Les Houthis, une force soutenue par l'Iran, ont déclaré avoir touché l'aéroport international d'Abha, la base aérienne King Khalid et les installations du groupe pétrolier et gazier public Saudi Aramco à Abha et Jizan, des zones situées près de la frontière entre l'Arabie saoudite et le Yémen.
Les responsables saoudiens et les médias d'État ont déclaré que les attaques avaient provoqué de nombreux incendies et forcé certaines activités à être temporairement suspendues.
Le ministère saoudien des Affaires étrangères a déclaré que le pays "prendrait toutes les mesures nécessaires pour protéger sa souveraineté" et a demandé aux Houthis de mettre fin aux attaques contre l'Arabie saoudite ainsi qu'aux attaques contre les navires en mer Rouge.
Le commandement des forces armées saoudiennes a déclaré qu'il riposterait et chercherait à neutraliser les sources de menaces.

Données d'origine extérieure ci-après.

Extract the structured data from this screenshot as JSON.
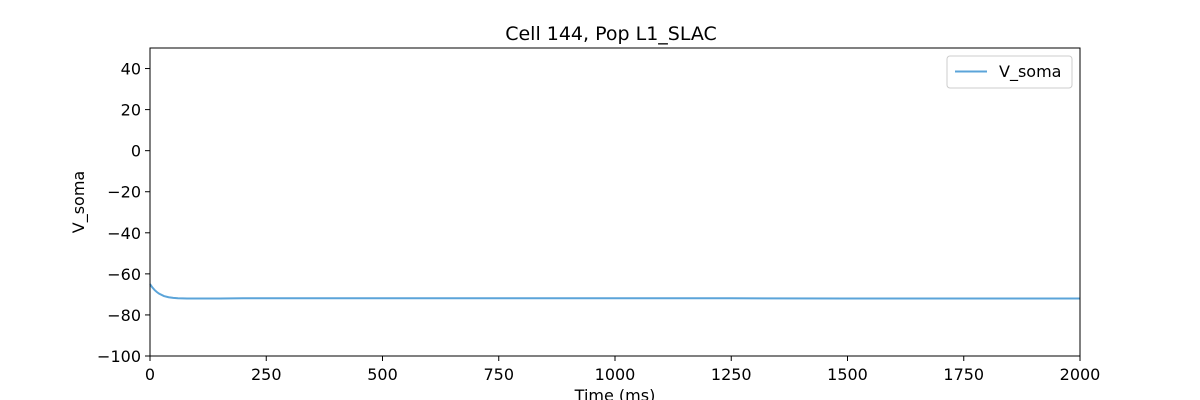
{
  "chart_data": {
    "type": "line",
    "title": "Cell 144, Pop L1_SLAC",
    "xlabel": "Time (ms)",
    "ylabel": "V_soma",
    "xlim": [
      0,
      2000
    ],
    "ylim": [
      -100,
      50
    ],
    "x_ticks": [
      0,
      250,
      500,
      750,
      1000,
      1250,
      1500,
      1750,
      2000
    ],
    "y_ticks": [
      -100,
      -80,
      -60,
      -40,
      -20,
      0,
      20,
      40
    ],
    "grid": false,
    "legend_position": "top-right",
    "series": [
      {
        "name": "V_soma",
        "color": "#5ba4d9",
        "x": [
          0,
          5,
          10,
          15,
          20,
          30,
          40,
          50,
          60,
          80,
          100,
          150,
          200,
          300,
          500,
          750,
          1000,
          1250,
          1500,
          1750,
          2000
        ],
        "y": [
          -65,
          -66.6,
          -67.9,
          -68.9,
          -69.7,
          -70.8,
          -71.4,
          -71.7,
          -71.9,
          -72.0,
          -72.0,
          -72.0,
          -71.9,
          -71.9,
          -71.9,
          -71.9,
          -71.9,
          -71.9,
          -72.0,
          -72.0,
          -72.0
        ]
      }
    ]
  }
}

La série d'attaques a eu lieu après que les Houthis ont accusé l'Arabie saoudite d'avoir mené des frappes aériennes au Yémen, dont une frappe aérienne sur une prison qui a fait 11 morts et 20 prisonniers disparus.

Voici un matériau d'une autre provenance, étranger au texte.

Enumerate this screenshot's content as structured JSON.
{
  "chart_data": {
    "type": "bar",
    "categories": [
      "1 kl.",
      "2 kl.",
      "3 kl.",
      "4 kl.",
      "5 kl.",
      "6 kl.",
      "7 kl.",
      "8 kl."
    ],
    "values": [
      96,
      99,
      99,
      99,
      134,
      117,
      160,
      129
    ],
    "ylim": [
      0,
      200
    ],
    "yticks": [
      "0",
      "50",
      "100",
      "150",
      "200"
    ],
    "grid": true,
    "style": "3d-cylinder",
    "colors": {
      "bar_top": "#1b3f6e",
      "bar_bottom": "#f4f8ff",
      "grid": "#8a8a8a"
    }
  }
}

Les Houthis intensifient également leur campagne sur les lignes de combat le long de la côte ouest du Yémen, dans le but de se diriger vers le détroit de Bab al-Mandab, porte d'entrée reliant la mer Rouge au golfe d'Aden.
L'Organisation internationale pour les migrations (OIM) des Nations unies estime qu'environ 18 500 personnes ont dû quitter leurs foyers dans les deux provinces sensibles de Taiz et Hodeidah en raison des combats. L'OIM avertit que ce chiffre continue d'augmenter heure par heure.
Les tensions se sont également étendues à la route maritime de la mer Rouge, où les Houthis ont ciblé des pétroliers saoudiens. Cette route joue un rôle important dans les exportations de pétrole, dans un contexte où le détroit d'Ormuz est bloqué par l'Iran dans le conflit avec les États-Unis.